On Tue, 18 Dec 2018 02:01:29 -0500, Flasherly
wrote:

On Tue, 18 Dec 2018 00:02:53 -0600, Char Jackson
wrote:

I bumped it from 0.971v to 1.1v and I'm testing it now. The system
booted from the HDD for the first time and has been running now for
about 45 minutes. I'm optimistic.


And I almost earlier said almost the same thing: swap the CPU for one
less demanding, possibly a quad instead hexacore. Except nobody says
that:


Then, too, the board is a socket 1151 Z390, so it's not like I have
another less demanding CPU lying around.

I once refused delivery on a MB I'd already ordered, when I
called back to ask that the BIOS was dated correct and current, as
advertised, revised for a CPU requiring the update, I'd also selected
to include in the same order. The shop I was buying from, someone not
so much in the know suggested I buy another CPU, locally, and return
it for my money back, once having done my own BIOS update, in case the
MB didn't work with their CPU.


There is currently a situation in the AMD CPU camp exactly like that. As
I understand it, if you buy certain board+CPU combos, you'll need to use
a previous gen CPU, temporarily, to flash the board so that it
recognizes the newer CPU. AMD is aware of the situation and offers, free
upon request, loaner CPUs via postal mail. You're expected to use it to
flash the board, then return it to AMD.

https://www.amd.com/en/support/kb/faq/pa-100
Check the section titled, "Short Term Processor Loan Boot Kit"

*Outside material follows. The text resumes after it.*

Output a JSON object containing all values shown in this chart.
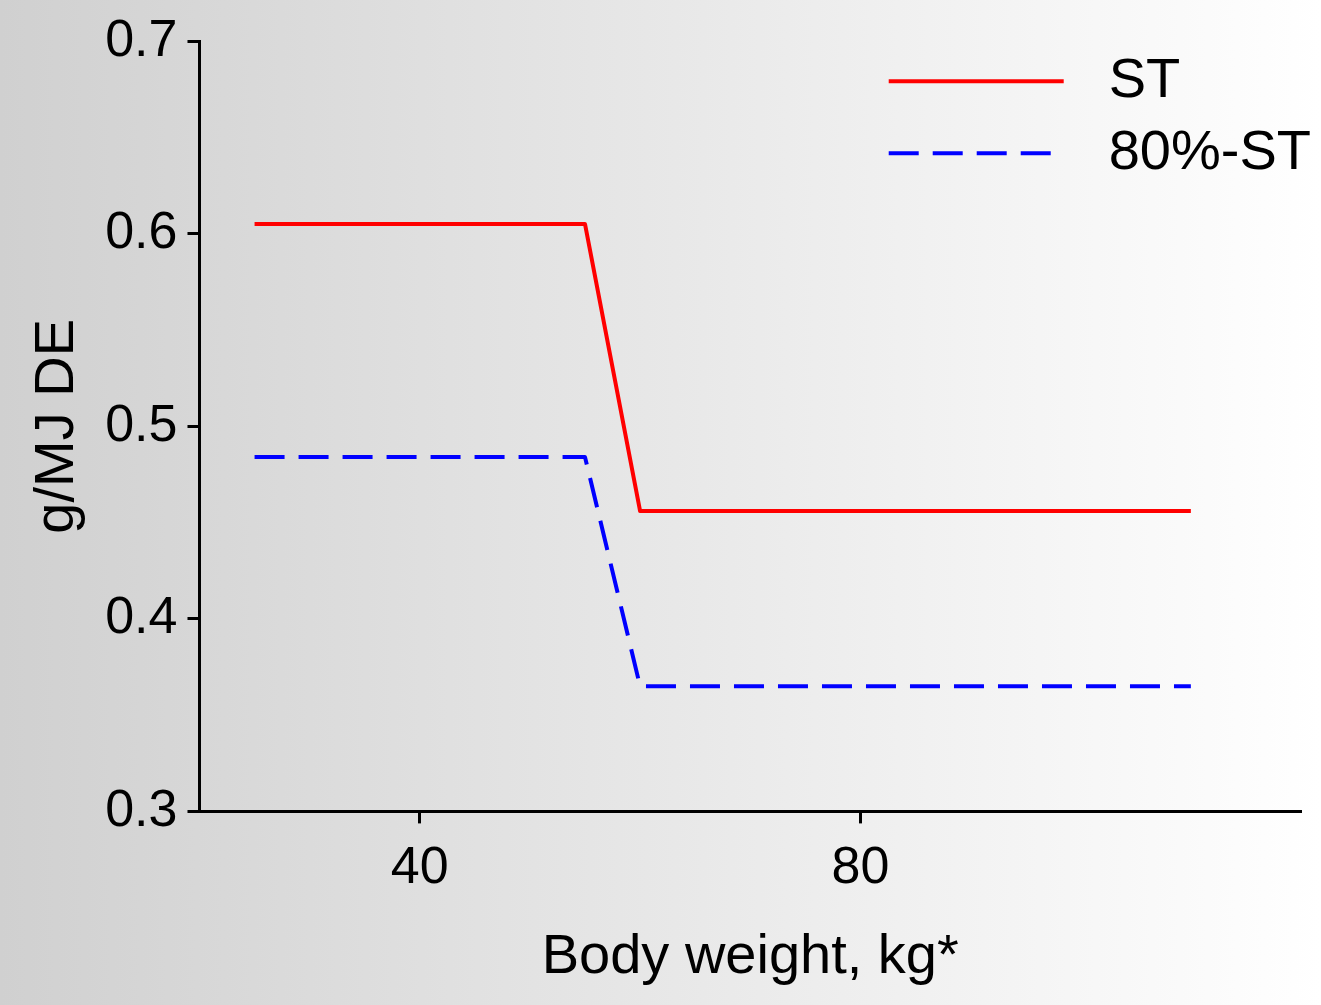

I'd hope a question of a better PS than you have is indicated. Both
recent Gigabyte board purchases I made from NewEgg this past six
months do well enough for stock voltages on 95W CPUs (10% overclocking
at 4GHz for a stock 3.6 quad and 3.6 on a stock 3.3GHz octal). With
whatever I've thrown them from discount $20 PS sales on a couple
500-watt EVGAs. Not especially an impressive feat of engineering, if
ASRock marginally choked-out your CPU at below standard
specifications, then, leaving enduser customers to figure it out.


In over 40 years of working with PC hardware and doing system builds, I
can't remember another time where the BIOS defaults let me down. Plenty
of times where I voluntarily changed something, but not where I couldn't
even boot with the defaults. That might be a first for me.

...You mention twenty OS install attempts and such. An unusual
fortitude, long before then, many would have returned on for their
money back.


I would say the number is much greater than 20. Probably close to 40 on
the first board, before I RMA'd it because I thought it was defective.
(ASRock agreed that it was probably defective.) Then another 30-40
attempts with the replacement board. I'm apparently a slow learner.